TEKNOBUZZ – Xiaomi dikabarkan GSMArena tengah menyiapkan anggota baru untuk lini flagship terbarunya, yakni Xiaomi 17 Max. Berdasarkan bocoran terbaru dari China, perangkat ini akan menjadi model dengan baterai terbesar di keluarga Xiaomi 17, mencapai 8.000 mAh. Sehingga menjadikannya salah satu smartphone flagship dengan daya tahan paling menjanjikan.
Tak hanya berkapasitas besar, baterai Xiaomi 17 Max juga disebut mendukung pengisian cepat 100W via kabel serta 50W wireless. Kombinasi ini memungkinkan pengguna mendapatkan daya penuh dalam waktu singkat, sekaligus kenyamanan pengisian tanpa kabel.
Dari sisi performa, Xiaomi 17 Max dikabarkan ditenagai Snapdragon 8 Elite Gen 5, chipset kelas atas terbaru yang dirancang untuk kinerja maksimal, baik untuk multitasking berat, gaming, maupun fitur berbasis AI. Ponsel ini juga akan mengusung layar dengan bezel simetris yang sangat tipis. Sehingga terlihat lebih premium dan imersif.

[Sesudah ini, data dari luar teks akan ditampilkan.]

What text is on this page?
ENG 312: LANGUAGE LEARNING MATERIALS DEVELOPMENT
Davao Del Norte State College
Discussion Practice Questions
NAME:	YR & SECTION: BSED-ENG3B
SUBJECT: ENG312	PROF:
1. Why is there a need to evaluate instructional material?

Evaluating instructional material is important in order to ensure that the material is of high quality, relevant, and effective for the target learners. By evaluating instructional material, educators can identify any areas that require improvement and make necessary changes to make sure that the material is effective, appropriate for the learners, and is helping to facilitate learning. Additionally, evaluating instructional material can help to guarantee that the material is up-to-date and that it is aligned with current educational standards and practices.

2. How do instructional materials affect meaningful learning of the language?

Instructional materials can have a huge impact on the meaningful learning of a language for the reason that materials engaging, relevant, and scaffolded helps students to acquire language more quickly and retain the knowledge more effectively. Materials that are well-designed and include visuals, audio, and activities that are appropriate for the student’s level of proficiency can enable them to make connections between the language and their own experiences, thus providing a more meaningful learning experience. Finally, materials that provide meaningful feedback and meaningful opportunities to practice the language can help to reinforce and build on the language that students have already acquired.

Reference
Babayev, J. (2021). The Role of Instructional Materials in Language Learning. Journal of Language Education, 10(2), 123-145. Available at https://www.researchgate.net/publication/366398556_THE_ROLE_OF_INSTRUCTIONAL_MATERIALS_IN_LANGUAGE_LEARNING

Desain modul kamera Xiaomi 17 Max disebut akan sangat mirip dengan Xiaomi 17 versi standar. Namun, ada peningkatan signifikan di sektor fotografi.

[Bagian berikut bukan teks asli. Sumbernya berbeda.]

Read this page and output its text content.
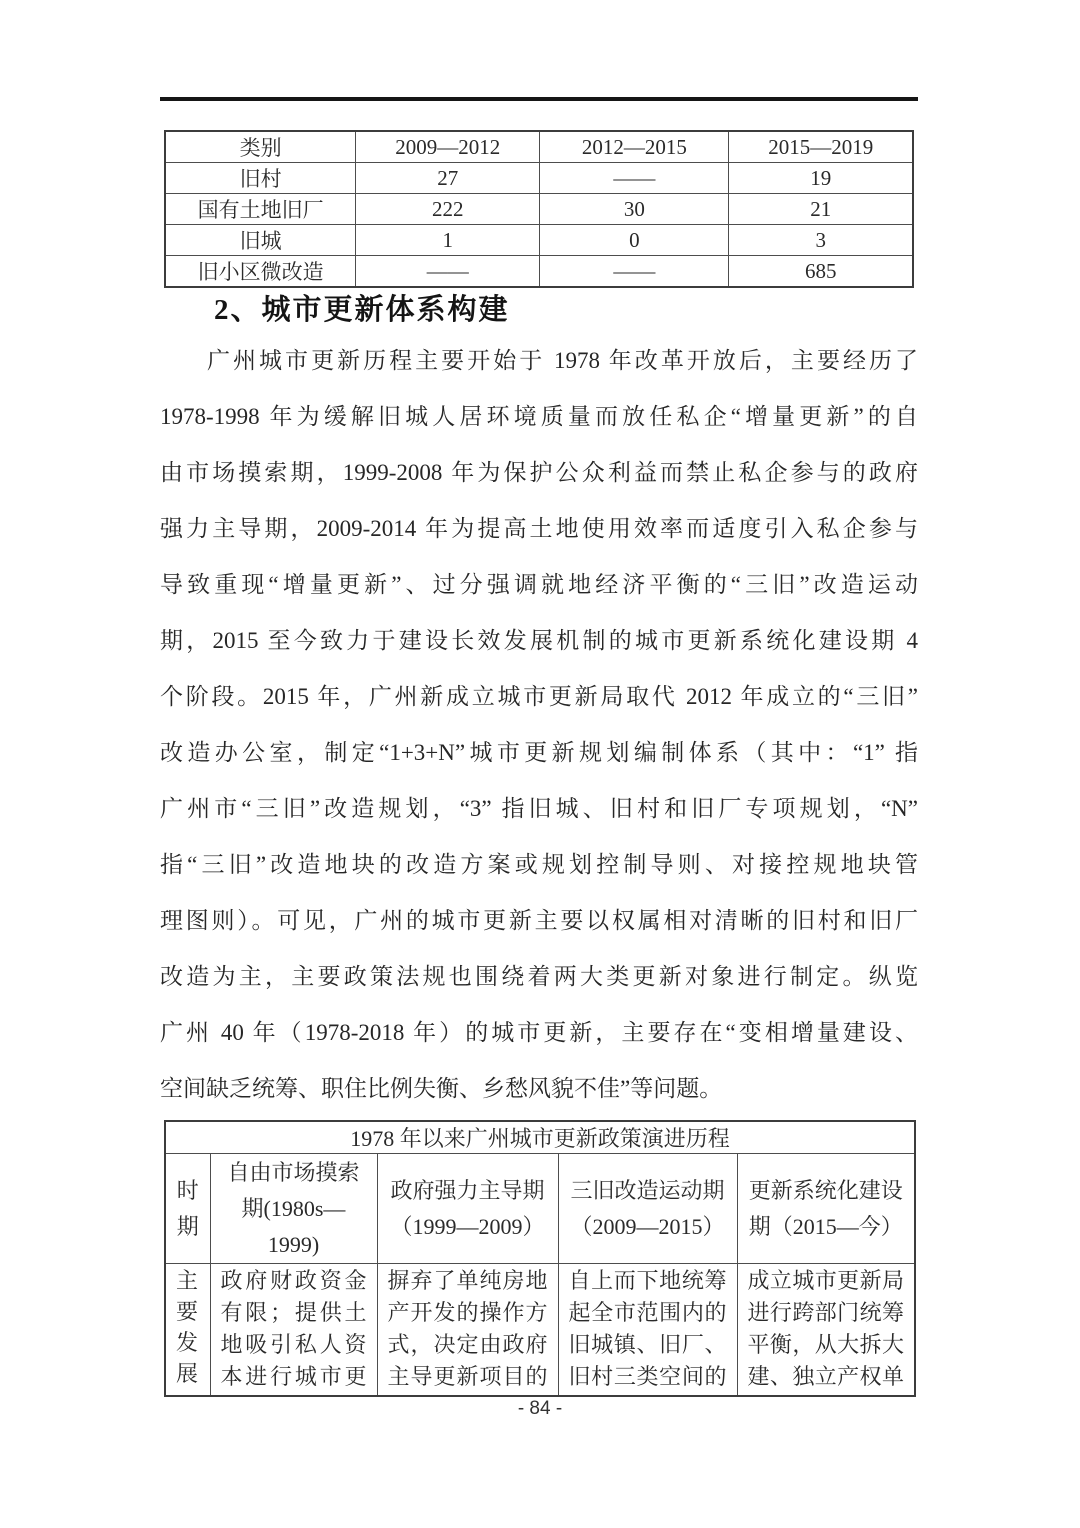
类别	2009—2012	2012—2015	2015—2019
旧村	27	——	19
国有土地旧厂	222	30	21
旧城	1	0	3
旧小区微改造	——	——	685
2、城市更新体系构建
广州城市更新历程主要开始于 1978 年改革开放后，主要经历了
1978-1998 年为缓解旧城人居环境质量而放任私企“增量更新”的自
由市场摸索期，1999-2008 年为保护公众利益而禁止私企参与的政府
强力主导期，2009-2014 年为提高土地使用效率而适度引入私企参与
导致重现“增量更新”、过分强调就地经济平衡的“三旧”改造运动
期，2015 至今致力于建设长效发展机制的城市更新系统化建设期 4
个阶段。2015 年，广州新成立城市更新局取代 2012 年成立的“三旧”
改造办公室，制定“1+3+N”城市更新规划编制体系（其中：“1” 指
广州市“三旧”改造规划，“3” 指旧城、旧村和旧厂专项规划，“N”
指“三旧”改造地块的改造方案或规划控制导则、对接控规地块管
理图则）。可见，广州的城市更新主要以权属相对清晰的旧村和旧厂
改造为主，主要政策法规也围绕着两大类更新对象进行制定。纵览
广州 40 年（1978-2018 年）的城市更新，主要存在“变相增量建设、
空间缺乏统筹、职住比例失衡、乡愁风貌不佳”等问题。
1978 年以来广州城市更新政策演进历程				
时期	自由市场摸索期(1980s—1999)	政府强力主导期（1999—2009）	三旧改造运动期（2009—2015）	更新系统化建设期（2015—今）
主要发展	政府财政资金有限；提供土地吸引私人资本进行城市更	摒弃了单纯房地产开发的操作方式，决定由政府主导更新项目的	自上而下地统筹起全市范围内的旧城镇、旧厂、旧村三类空间的	成立城市更新局进行跨部门统筹平衡，从大拆大建、独立产权单
- 84 -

Selain menggunakan kamera utama yang sama dengan Xiaomi 17, varian Max ini akan dibekali kamera periskop telefoto, yang memungkinkan kemampuan zoom optik lebih jauh. Secara keseluruhan, kualitas kamera Xiaomi 17 Max diklaim sedikit lebih unggul dibandingkan Xiaomi 17 reguler.
Meski spesifikasinya mulai terungkap, jadwal peluncuran Xiaomi 17 Max masih belum jelas. Namun, dengan semakin banyaknya bocoran yang beredar, besar kemungkinan informasi resmi akan segera menyusul dalam waktu dekat.

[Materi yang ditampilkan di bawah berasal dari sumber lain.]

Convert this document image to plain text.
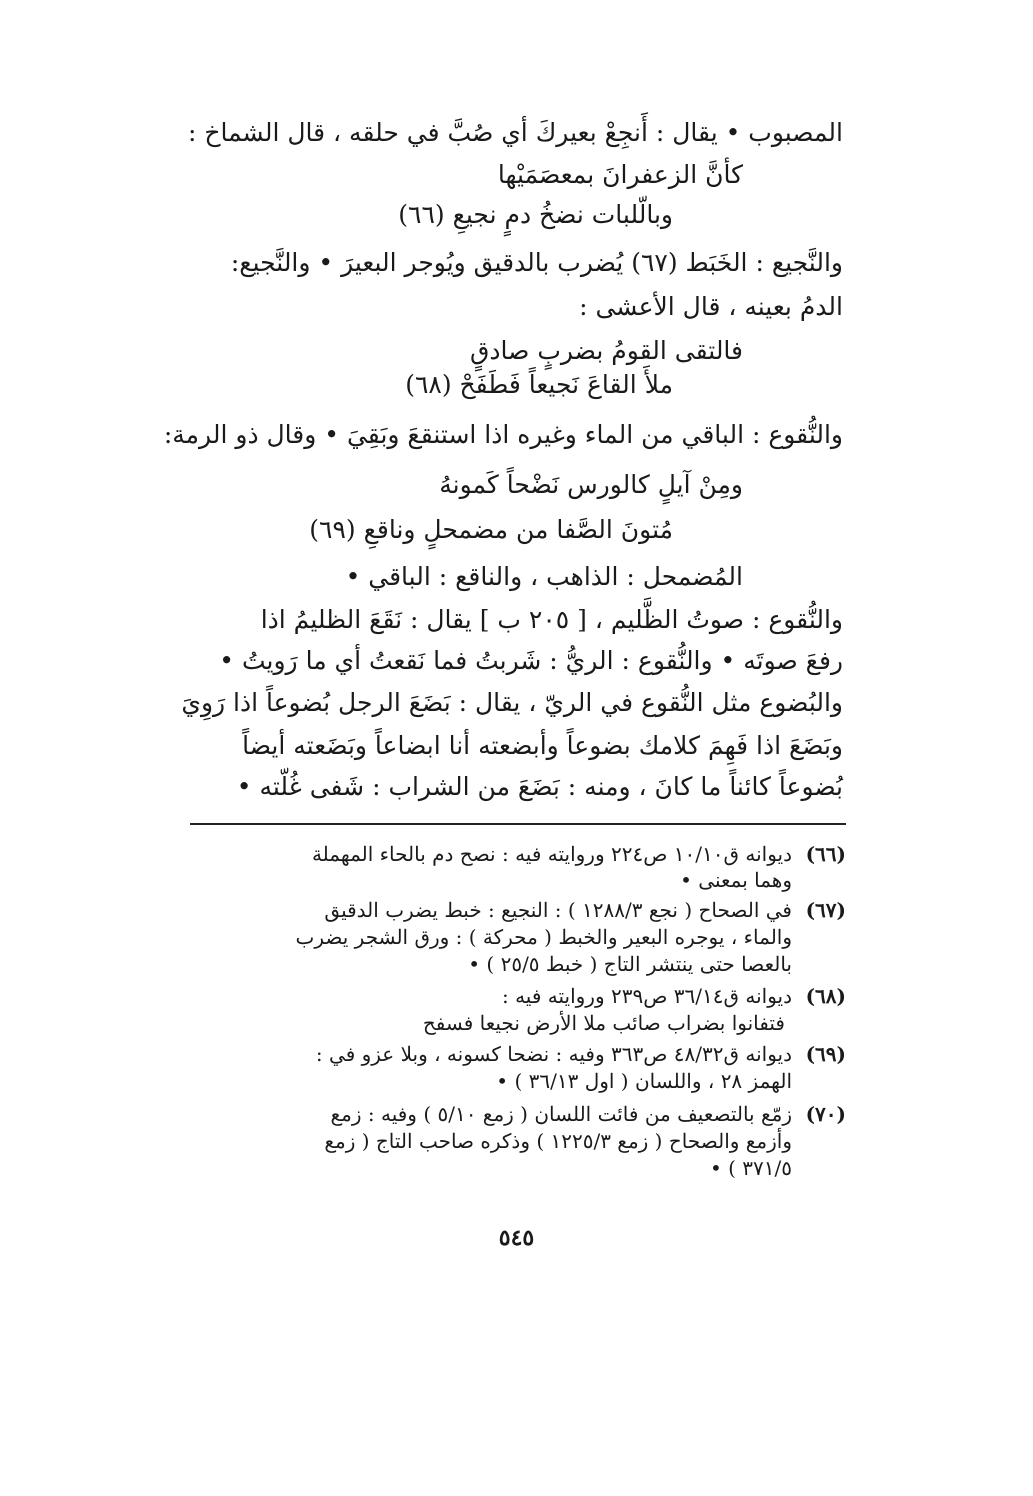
المصبوب • يقال : أَنجِعْ بعيركَ أي صُبَّ في حلقه ، قال الشماخ :
كأنَّ الزعفرانَ بمعصَمَيْها
وبالّلبات نضخُ دمٍ نجيعِ (٦٦)
والنَّجيع : الخَبَط (٦٧) يُضرب بالدقيق ويُوجر البعيرَ • والنَّجيع:
الدمُ بعينه ، قال الأعشى :
فالتقى القومُ بضربٍ صادقٍ
ملأَ القاعَ نَجيعاً فَطَفَحْ (٦٨)
والنُّقوع : الباقي من الماء وغيره اذا استنقعَ وبَقِيَ • وقال ذو الرمة:
ومِنْ آيلٍ كالورس نَضْحاً كَمونهُ
مُتونَ الصَّفا من مضمحلٍ وناقعِ (٦٩)
المُضمحل : الذاهب ، والناقع : الباقي •
والنُّقوع : صوتُ الظَّليم ، [ ٢٠٥ ب ] يقال : نَقَعَ الظليمُ اذا
رفعَ صوتَه • والنُّقوع : الريُّ : شَربتُ فما نَقعتُ أي ما رَويتُ •
والبُضوع مثل النُّقوع في الريّ ، يقال : بَضَعَ الرجل بُضوعاً اذا رَوِيَ
وبَضَعَ اذا فَهِمَ كلامك بضوعاً وأبضعته أنا ابضاعاً وبَضَعته أيضاً
بُضوعاً كائناً ما كانَ ، ومنه : بَضَعَ من الشراب : شَفى غُلّته •
(٦٦)
ديوانه ق١٠/١٠ ص٢٢٤ وروايته فيه : نصح دم بالحاء المهملة
وهما بمعنى •
(٦٧)
في الصحاح ( نجع ١٢٨٨/٣ ) : النجيع : خبط يضرب الدقيق
والماء ، يوجره البعير والخبط ( محركة ) : ورق الشجر يضرب
بالعصا حتى ينتشر التاج ( خبط ٢٥/٥ ) •
(٦٨)
ديوانه ق٣٦/١٤ ص٢٣٩ وروايته فيه :
فتفانوا بضراب صائب ملا الأرض نجيعا فسفح
(٦٩)
ديوانه ق٤٨/٣٢ ص٣٦٣ وفيه : نضحا كسونه ، وبلا عزو في :
الهمز ٢٨ ، واللسان ( اول ٣٦/١٣ ) •
(٧٠)
زمّع بالتصعيف من فائت اللسان ( زمع ٥/١٠ ) وفيه : زمع
وأزمع والصحاح ( زمع ١٢٢٥/٣ ) وذكره صاحب التاج ( زمع
٣٧١/٥ ) •
٥٤٥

Sebagai catatan, seluruh informasi ini masih bersifat rumor, sehingga spesifikasi final dapat berubah saat perangkat resmi diperkenalkan. Meski begitu, dengan baterai jumbo 8.000 mAh, pengisian super cepat, chipset flagship terbaru, serta kamera yang ditingkatkan, Xiaomi 17 Max berpotensi menjadi pilihan menarik bagi pengguna yang mengutamakan daya tahan dan performa kelas atas.
Namun, belum ada informasi juga terkait Xiaomi 17 Max akan dipasarkan di negara mana saja, termasuk Indonesia.